Kierwiński znów zabrał głos. Napisał, co planuje dalej
Szef MSWiA Marcin Kierwiński podczas obchodów Dnia Strażaka w Warszawie.
Marcin Kierwiński znów skomentował swój udział w sobotnich uroczystościach z okazji Dnia Strażaka w centrum Warszawy. Jego wypowiedź była momentami niedokładna i między słowami robił pauzy. Część polityków opozycji zarzuciła mu, że był pijany. Szef MSWiA poinformował, co zamierza zrobić dalej w tej sprawie.
“Osoby, które stały i stoją za szkalowaniem mojego dobrego imienia — poniosą prawne konsekwencje tych nienawistnych działań. O kolejnych krokach będę Państwa informował” — napisał w serwisie X w niedzielę 5 maja Marcin Kierwiński.
Dziwne zachowanie Kierwińskiego. Najnowszy komentarz szefa MSWiA
Dzień wcześniej opublikował zdjęcia potwierdzenia badania alkomatem na Komisariacie II Komendy Stołecznej Policji, które wykazało 0,0 promila alkoholu w jego organizmie.
“Zanim wydacie wyrok, posłuchajcie moich wypowiedzi, których udzieliłem mediom po wystąpieniu. Mało tego natychmiast udałem się na komendę Policji, gdzie zbadano mnie alkomatem.
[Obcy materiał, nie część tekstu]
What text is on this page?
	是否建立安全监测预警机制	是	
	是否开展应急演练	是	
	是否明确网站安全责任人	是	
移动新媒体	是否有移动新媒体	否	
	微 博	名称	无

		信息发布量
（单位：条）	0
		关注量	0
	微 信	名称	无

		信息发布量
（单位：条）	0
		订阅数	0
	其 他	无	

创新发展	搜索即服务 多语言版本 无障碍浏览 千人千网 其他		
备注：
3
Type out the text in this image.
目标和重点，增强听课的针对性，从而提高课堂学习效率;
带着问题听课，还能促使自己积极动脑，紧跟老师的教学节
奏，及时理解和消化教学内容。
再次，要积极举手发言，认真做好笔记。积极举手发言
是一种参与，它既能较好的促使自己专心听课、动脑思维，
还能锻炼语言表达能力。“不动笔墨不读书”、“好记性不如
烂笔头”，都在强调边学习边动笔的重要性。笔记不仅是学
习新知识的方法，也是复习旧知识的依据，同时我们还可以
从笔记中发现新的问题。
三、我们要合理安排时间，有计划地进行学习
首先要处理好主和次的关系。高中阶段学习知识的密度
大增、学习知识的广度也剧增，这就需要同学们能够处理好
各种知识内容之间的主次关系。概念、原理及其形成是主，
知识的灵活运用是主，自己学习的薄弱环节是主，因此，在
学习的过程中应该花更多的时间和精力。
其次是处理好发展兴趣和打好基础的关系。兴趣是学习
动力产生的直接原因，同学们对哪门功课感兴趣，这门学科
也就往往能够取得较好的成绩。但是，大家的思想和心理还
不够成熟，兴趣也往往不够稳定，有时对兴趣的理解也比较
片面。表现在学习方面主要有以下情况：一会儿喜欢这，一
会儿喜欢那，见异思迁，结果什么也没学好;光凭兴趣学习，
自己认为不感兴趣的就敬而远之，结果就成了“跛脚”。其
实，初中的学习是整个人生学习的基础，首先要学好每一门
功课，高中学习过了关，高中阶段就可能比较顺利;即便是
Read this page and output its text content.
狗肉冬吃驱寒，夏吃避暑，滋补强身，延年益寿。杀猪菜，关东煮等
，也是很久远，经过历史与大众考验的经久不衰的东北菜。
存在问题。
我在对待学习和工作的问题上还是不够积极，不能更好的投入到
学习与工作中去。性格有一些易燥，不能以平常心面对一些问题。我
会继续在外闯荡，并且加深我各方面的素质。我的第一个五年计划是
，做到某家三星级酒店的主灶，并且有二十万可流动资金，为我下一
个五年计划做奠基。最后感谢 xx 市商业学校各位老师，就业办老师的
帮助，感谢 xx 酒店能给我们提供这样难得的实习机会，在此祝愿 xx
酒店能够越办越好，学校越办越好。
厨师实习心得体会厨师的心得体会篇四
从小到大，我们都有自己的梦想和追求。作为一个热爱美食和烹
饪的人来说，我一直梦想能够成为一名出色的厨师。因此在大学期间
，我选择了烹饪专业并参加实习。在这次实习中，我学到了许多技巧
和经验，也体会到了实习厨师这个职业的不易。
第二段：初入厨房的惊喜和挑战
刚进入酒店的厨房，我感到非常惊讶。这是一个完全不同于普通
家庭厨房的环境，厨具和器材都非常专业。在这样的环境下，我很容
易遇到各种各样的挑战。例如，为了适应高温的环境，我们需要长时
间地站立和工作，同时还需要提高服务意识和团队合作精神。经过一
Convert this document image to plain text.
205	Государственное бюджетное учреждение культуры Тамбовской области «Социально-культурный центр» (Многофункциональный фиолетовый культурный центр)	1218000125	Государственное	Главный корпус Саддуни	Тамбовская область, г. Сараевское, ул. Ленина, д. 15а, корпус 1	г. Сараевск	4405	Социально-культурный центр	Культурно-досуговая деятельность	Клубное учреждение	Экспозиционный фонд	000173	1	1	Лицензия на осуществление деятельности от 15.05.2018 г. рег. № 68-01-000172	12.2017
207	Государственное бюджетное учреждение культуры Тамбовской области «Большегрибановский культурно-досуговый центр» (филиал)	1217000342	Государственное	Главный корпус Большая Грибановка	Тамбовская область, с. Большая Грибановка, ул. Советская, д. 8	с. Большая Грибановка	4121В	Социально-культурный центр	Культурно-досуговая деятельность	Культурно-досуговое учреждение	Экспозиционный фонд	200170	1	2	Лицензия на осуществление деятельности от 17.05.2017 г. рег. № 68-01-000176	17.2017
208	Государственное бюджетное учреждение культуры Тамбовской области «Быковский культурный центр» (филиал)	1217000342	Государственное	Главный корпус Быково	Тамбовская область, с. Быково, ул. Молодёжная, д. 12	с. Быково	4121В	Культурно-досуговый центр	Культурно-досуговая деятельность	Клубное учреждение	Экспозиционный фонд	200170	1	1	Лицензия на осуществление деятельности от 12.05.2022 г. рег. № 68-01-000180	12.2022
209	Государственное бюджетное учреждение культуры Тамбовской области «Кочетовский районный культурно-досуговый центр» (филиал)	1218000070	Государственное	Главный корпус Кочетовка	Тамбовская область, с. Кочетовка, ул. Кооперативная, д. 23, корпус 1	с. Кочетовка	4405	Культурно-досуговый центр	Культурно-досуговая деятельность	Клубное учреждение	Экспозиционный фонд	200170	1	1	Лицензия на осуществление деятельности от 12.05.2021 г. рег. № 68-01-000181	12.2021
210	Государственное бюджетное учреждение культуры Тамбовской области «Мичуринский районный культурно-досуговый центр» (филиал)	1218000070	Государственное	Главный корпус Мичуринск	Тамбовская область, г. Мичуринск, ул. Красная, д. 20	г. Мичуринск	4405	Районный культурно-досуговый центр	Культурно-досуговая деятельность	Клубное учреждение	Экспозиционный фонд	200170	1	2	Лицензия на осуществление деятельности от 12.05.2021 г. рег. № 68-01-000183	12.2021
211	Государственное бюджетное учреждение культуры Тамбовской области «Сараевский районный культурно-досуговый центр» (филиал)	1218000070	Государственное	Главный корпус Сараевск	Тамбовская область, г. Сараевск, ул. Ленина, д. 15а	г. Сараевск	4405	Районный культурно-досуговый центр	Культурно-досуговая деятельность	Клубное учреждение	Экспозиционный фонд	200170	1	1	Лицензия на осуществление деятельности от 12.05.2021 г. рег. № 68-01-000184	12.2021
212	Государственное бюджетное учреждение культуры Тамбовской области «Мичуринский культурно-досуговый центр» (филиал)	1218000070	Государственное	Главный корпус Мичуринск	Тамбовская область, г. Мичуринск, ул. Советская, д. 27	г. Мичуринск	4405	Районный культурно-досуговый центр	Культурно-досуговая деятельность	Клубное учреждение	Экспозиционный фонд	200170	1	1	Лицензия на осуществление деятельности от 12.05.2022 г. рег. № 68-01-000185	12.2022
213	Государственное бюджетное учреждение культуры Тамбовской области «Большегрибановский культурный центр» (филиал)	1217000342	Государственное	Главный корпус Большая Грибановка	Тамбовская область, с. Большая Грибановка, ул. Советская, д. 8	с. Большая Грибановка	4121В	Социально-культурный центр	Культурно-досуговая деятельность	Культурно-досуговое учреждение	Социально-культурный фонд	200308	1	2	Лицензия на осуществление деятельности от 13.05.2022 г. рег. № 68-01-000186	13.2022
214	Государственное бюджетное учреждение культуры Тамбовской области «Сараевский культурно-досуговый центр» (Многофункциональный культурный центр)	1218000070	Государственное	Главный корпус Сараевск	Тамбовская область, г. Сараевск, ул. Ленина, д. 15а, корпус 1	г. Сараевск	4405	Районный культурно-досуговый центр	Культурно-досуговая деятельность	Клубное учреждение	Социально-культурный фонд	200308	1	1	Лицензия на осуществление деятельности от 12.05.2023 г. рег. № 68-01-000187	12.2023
Wynik = 0,0. To, co wydarzyło się na uroczystościach, spowodowane było kwestiami technicznymi i pogłosem” — napisał w serwisie X.
Po wystąpieniu część komentatorów zarzuciła Kierwińskiemu nietrzeźwość, inni podejrzewali udar, a dziennikarze pytali o stan zdrowia. Szef resortu wielokrotnie zapewniał, że bardzo dobrze się czuje.
Politycy prawicy, w tym Janusz Kowalski i Sebastian Kaleta (obaj z Suwerennej Polski), zarzucili szefowi MSWiA występowanie pod wpływem alkoholu. Domagali się również dymisji Kierwińskiego. Z kolei przedstawiciele koalicji rządzącej odrzucili te sugestie, stając po stronie ministra. Wersję Kierwińskiego potwierdził m.in. marszałek Sejmu Szymon Hołownia, który siedział obok niego podczas sobotnich uroczystości na pl. Piłsudskiego w Warszawie.
Do sprawy w serwisie X krótko w sobotę odniósł się premier. “Boska Iga 2:1 (Królowa na długo), moja Lechia 3:0 (prawie ekstraklasa), no i Kierwiński 0,0. Magiczny wieczór” — napisał Donald Tusk.
Szef rządu nawiązał w ten sposób do zwycięstwa tenisistki Igi Świątek w turnieju WTA w Madrycie oraz meczu Lechii Gdańsk z GKS Tychy w piłkarskiej 1. Lidze (Tusk jest kibicem tej drużyny z Trójmiasta).